I’m in a writing group. We share our work and help each other out. Recently one of our absentee members finally sent in something for us to help with; the methods chapter of her dissertation. In a word, it’s awful.
- It’s chapter 3. It starts on page 11. How the HELL do you introduce and contextualize a dissertation-level project in 10 pages?
- It’s 26 pages long. I made it through 11 before the red ink was so thick that I felt genuinely bad about it. Things I noticed:
- Excessively repetitive paragraphs.
- Using the same words over and over to the point of distraction
- Unclear argument
- Confusing organization
- Strange included and/or excluded details (like the height, build and hair/eye color of only some of the people interviewed; it’s either relevant for all or not)

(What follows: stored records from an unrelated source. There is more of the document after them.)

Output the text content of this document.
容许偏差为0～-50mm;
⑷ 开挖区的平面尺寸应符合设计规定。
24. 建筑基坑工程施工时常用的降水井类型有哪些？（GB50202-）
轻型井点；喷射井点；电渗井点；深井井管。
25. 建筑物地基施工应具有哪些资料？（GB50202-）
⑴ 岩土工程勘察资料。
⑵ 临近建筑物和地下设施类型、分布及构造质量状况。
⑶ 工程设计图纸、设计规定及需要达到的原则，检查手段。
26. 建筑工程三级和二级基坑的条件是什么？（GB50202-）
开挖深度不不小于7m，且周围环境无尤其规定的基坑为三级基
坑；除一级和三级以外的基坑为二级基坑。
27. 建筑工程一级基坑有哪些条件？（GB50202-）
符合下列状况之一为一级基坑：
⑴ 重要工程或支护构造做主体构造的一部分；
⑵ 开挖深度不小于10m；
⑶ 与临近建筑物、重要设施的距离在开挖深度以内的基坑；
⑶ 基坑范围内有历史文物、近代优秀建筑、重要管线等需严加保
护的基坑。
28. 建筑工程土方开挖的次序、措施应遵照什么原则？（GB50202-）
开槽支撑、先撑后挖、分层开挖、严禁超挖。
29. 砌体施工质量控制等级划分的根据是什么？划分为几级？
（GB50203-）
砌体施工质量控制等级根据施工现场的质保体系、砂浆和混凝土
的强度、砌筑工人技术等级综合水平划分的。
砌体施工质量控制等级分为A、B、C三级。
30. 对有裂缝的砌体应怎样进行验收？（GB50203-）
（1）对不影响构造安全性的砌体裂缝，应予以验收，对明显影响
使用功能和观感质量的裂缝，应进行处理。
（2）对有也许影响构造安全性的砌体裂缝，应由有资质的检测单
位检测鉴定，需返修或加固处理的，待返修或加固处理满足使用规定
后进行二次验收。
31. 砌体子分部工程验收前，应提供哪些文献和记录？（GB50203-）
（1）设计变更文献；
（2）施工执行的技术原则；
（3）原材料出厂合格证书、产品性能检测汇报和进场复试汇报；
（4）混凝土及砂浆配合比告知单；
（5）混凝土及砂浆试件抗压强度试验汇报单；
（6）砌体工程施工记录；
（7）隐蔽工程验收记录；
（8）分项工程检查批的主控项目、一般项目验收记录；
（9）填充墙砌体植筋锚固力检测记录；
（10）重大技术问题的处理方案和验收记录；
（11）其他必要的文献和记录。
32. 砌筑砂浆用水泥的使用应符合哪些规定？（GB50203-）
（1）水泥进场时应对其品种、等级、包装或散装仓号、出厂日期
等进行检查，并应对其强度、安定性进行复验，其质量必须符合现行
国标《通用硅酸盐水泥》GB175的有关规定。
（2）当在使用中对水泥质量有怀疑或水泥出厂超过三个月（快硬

- Sloppy grammar, excessive use of passive language and wordiness
I felt bad about being so harsh but when I met with the other writing group members (except this one) we all felt the same way. Since we haven’t seen much of the person we didn’t want to be overly harsh, so one of our members asked where they were in the process.
The answer was “defending in April”.
Why is it that some of us are pushed so much harder than others?
Why is it that the expected quality doesn’t at least have some kind of minimum?
I don’t want our missing member to fail; I’d love to see this fixed and worked into an amazing article someday. It’s an interesting question and relevant to many contemporary debates. But if I sent something written like that to Chair he would send it back to me with “you can do better” if he were in a good mood and “you must be kidding” if he weren’t.
I’m not trying to say I’m a great writer. I aspire to competence and it’s a ways off. But I find it shocking that there isn’t at least SOME basic standard that has to be demonstrated and that the standard can be so variable as to allow that type of work to be moved forward. In the end this person will have the same degree that I have but not have had to perform at anywhere near the same level to get it. That offends me.